Bobur Nazarmuhamedov is a young professional from Uzbekistan with over 8 years of professional experience and proven track record in the fields of political affairs, child labour, economic affairs, regional planning and development. He currently works as a Programme Officer at the International Labour Organization (ILO) Headquarters in Geneva. Prior to joining ILO, he has held diverse professional positions in different sectors (private sector, NGOs, international organizations), through which he developed strong managerial and organizational skills. After graduating from the OSCE Academy in Bishkek, Kyrgyzstan in 2011 with an MA in Politics and Security (Central Asia), he first moved to Vienna. In Vienna, he worked as a Programme Management Officer at the OSCE – The Organization for Security and Co-operation in Europe Secretariat and coordinated implementation of projects aimed at strengthening co-operation among 57 National Focal Points of the OSCE Border Security and Management Network. He then moved to the Hague to work as a Monitoring and Evaluation Officer at the Office of the OSCE High Commissioner on National Minorities, where he was responsible for monitoring and preparing analytical reports on political and security-related developments in Southeastern European countries. Besides Uzbek, his mother tongue, he speaks English, Russian and Turkish, and is now learning French. He holds a PhD degree in International Development, from the University of Tsukuba, Japan.
«Enrolled in interdisciplinary MA Programme in Politics and Security of the OSCE Academy in Bishkek, I have significantly broadened my understanding of ongoing political processes in the region and beyond. Excelled academically throughout my studies at the Academy I was able not only to gain a valuable academic experience, but I also got a unique opportunity to develop my professional skills in an internship position at the OSCE Secretariat in Vienna. My assignment to the Office of the Co-ordinator of OSCE Economic and Environmental Activities went like the blink of an eye, but it was enough to change my entire vision of climate change and security nexus. I gained a different awareness about the linkage between environmental degradation and security and to the impact climate change might have on the stability and the entire development process in the OSCE region.

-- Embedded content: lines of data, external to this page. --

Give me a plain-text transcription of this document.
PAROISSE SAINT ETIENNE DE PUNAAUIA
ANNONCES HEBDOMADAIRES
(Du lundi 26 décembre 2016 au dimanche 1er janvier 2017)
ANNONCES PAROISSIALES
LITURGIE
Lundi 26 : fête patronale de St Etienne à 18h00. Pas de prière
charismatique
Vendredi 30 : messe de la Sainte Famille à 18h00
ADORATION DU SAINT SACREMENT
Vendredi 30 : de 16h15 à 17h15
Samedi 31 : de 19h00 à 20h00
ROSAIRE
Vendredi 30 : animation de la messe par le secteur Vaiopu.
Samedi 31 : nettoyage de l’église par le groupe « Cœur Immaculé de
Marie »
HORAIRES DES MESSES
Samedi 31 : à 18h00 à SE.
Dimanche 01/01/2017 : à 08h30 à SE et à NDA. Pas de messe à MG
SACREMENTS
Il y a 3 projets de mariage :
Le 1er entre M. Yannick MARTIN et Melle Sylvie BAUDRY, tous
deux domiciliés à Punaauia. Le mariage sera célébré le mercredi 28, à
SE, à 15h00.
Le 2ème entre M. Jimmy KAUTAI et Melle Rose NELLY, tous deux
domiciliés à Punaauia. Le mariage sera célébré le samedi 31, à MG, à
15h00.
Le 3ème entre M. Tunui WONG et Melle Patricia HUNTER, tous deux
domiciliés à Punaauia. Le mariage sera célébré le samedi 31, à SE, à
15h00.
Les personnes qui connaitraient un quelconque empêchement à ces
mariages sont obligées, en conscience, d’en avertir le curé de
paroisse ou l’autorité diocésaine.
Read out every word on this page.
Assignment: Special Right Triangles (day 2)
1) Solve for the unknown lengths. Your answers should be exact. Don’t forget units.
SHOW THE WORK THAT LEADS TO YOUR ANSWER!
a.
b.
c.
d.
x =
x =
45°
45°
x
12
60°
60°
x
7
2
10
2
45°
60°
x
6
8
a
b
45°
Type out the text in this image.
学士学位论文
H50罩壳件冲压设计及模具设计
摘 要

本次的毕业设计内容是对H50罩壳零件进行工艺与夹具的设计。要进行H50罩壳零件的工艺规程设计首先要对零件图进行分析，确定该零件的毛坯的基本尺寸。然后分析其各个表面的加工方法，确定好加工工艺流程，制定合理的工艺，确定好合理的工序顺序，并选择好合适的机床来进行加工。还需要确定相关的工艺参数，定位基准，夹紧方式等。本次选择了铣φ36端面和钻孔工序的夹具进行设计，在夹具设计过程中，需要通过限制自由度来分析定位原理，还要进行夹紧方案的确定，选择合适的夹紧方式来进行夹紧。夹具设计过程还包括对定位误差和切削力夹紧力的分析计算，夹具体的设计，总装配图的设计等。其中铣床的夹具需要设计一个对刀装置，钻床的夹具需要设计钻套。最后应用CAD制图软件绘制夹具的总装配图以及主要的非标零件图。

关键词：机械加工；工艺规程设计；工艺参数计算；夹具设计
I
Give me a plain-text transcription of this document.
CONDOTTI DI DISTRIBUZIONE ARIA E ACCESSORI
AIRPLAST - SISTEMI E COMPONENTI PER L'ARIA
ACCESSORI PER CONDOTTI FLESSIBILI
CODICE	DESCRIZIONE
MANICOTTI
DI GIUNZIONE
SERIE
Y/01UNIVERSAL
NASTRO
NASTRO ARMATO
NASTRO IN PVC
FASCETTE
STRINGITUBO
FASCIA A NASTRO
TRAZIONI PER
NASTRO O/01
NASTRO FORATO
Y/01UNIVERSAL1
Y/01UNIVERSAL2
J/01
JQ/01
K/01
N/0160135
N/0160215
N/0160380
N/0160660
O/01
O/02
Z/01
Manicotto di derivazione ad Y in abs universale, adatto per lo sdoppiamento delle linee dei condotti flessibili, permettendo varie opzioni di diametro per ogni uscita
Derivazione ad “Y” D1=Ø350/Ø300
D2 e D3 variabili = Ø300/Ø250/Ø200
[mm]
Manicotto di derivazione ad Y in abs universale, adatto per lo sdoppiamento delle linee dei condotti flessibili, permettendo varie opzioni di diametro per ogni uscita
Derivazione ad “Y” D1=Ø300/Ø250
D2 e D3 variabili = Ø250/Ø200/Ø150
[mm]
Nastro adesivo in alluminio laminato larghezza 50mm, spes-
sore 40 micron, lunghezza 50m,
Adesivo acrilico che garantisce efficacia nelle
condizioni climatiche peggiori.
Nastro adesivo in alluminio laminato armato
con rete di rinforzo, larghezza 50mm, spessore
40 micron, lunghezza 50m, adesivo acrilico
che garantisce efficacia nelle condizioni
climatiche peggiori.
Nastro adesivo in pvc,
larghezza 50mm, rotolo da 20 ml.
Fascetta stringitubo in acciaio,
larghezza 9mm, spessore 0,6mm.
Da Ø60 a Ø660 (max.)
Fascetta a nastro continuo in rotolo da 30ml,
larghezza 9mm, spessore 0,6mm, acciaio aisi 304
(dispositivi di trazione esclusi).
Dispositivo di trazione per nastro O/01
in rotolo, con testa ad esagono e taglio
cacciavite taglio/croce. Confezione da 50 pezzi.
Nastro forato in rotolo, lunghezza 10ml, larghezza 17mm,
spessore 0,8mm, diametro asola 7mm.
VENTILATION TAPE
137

Subsequently, I developed my experience into a specialist paper, and I was invited to present my findings at the 2nd OSCE Academy conference on Central Asian Comprehensive Security and Sustainable Development.
Studying at the OSCE Academy equipped me with a strong background in various aspects of regional and international politics and as such served as a good foundation for my both academic and professional development. Just a year after my graduation from the OSCE Academy I was fortunate to participate in three international summer school programmes, attend two conferences, publish two academic articles on security-related issues in Central Asia. But most importantly, I got an immensely exciting opportunity to pursue my career at the OSCE Secretariat in Vienna. Having passed all rigorous stages of the selection process I became the first Uzbek candidate to be selected among more than two hundred applicants into the OSCE’s Junior Professional Officer Programme. Launched in 2006, the programme is designed to broaden the geographic diversity of the Organization by giving young nationals of participating States a sporting advantage in the competition for entry-level professional posts.
After three months of dealing with projects in the politico-military dimension of security, in particular, projects related to arms control, border management, combating terrorism, conflict prevention and military reform in the OSCE’s Transitional Threats Department, Border’s Unit, it wasn’t completely clear to me how all the big words translated into concrete action. I was then transferred to continue my career path with the Office of the OSCE High Commissioner on National Minorities in The Hague, Netherlands. What a journey it has been! I was able to experience totally new dimensions of the national minority problems in the South-East European region and at the same time witness concrete attempts to rectify them. I managed to perform challenging tasks, in particular following political, national minority and security-related developments in South-East European countries on a daily basis, while also developing background material on priority countries and reporting upon changes. Yet another remarkable experience was the celebration of the 20th anniversary of the establishment of the OSCE High Commissioner on National Minorities which gave me an opportunity to learn about the achievements of the past and discussing its future challenges. Working alongside a fascinating group of individuals, all engaged, highly skilled and outright funny, I saw, firsthand, actual results of the lofty discussions in Vienna.
If my studies at the OSCE Academy were invaluable in terms of gaining an academic experience, my subsequent career within the OSCE system was a good start of a long journey for greater exposure in an international career. I believe that the OSCE Academy is a great place to study, equipping its students with a winning formula for success – the secret of which lies on the integration of theory and practice. And today, having appreciated the above-described experiences, I owe my substantial debt and express my strong gratitude to the OSCE Academy for the presented opportunity to gain academic and professional skills, which undoubtedly helped me to excel in the post-Academy life».